Usual partner tensions arise amidst quarreling between respective spouses with the inevitable parting of ways and subsequent reconciliation pretty predictable. John C Reilly and Steve Coogan were I thought great in the lead slots and based on the latter’s portrayal of Stan Laurel, it’s easy to see where Michael Crawford might have got his Frank Spencer from.
A bit tedious to in parts and somewhat verbose when perhaps a more straightforward approach might have sufficed.
Nevertheless quite entertaining for this critic who would p*ss himself laughing at the antics of these two in the old black-and-white featurettes playing before the Saturday afternoon movie matinee. 7/10
Movie Review #7532 COLD PURSUIT.
Just when we thought yet another Liam Neeson ‘special set of skills’ has an outing, this black comedy shows up.
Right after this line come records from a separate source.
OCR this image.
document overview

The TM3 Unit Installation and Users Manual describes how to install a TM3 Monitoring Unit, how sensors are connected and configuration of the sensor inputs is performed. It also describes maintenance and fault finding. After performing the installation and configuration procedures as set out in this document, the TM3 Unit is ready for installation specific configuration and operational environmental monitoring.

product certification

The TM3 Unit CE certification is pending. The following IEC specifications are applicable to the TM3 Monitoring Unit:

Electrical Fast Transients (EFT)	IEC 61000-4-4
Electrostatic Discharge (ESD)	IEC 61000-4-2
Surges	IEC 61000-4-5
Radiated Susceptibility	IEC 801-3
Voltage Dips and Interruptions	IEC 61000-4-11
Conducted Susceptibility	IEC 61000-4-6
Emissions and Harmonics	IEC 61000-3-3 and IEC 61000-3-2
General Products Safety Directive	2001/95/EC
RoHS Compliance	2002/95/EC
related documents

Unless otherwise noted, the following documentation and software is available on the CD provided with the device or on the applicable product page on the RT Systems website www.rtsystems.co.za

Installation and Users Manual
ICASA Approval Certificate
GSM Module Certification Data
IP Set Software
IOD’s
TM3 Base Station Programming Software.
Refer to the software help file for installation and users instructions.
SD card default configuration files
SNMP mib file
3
Coen-esque with a dash of Tarantino on top, it’s violent but not overly so as everyone’s favourite Irish leading man is a Colorado snow plough driver who’s only offspring manages to get himself entangled in the local drug scene.
Working his way up the chain of command, dispatching thugs as he goes, Mr Neeson finally homes in on the top guy which is where things start to go a bit awry. Add a local Indian tribe as an opposing drug arm plus a local bushy tailed policewoman into the mix as well as a pro hitman and the chain of fortuitous events culminate as expected in a major blood bath in the snow.
I like Liam Neeson as an actor and he carries off this dark comedy well by playing it quite straight, leaving the comic turns to a few key scenes and a few one liners from unexpected sources. Surprisingly entertaining and a pleasant deviation from that expected despite the copious quantities of bad guys dispatched.
Does build nicely towards the end and leaving early will screw the whole thing. 8/10.
Movie Review #7321. THEY SHALL NOT GROW OLD.
Peter Jackson continues with his WWI love affair with this documentary film using digitally restored and colourised footage. The result is quite spectacular and almost looks like a modern day re-enactment except that it’s not.
Starts and ends with original variable speed, black-and-white takes for contrast and while the background soundtrack is a modern day overdub, the commentaries along the way are not. Content is raw and uncompromising, showing the stark brutality of a war that for the first time was not fought according to Queensbury Rules.
We also get a full frontal reminder that these were men with lives, dreams and aspirations like any of us, not merely images on 100 year old film while their treatment upon demobilisation was nothing short of disgusting.
Forget all other WWI docos you might have seen, think you’ll find this one trumps them all however I’m not going to rate it as it seems inappropriate to associate it with entertainment.
I also understand that Mr Jackson’s next project is another doco job around the final years of The Beatles, will certainly be looking forward to that!
I'm a movie nut from way back with my first ever being The Hallelujah Trail from 1964. Ever since, I've been mesmerized by the giant screen, and the darkness that went on forever. Despite the infernally uncomfortable seats, (plus having to stand for God Save the Queen), I've been enticed ever since to duck into a theatre whenever I can for a few hours of escapism.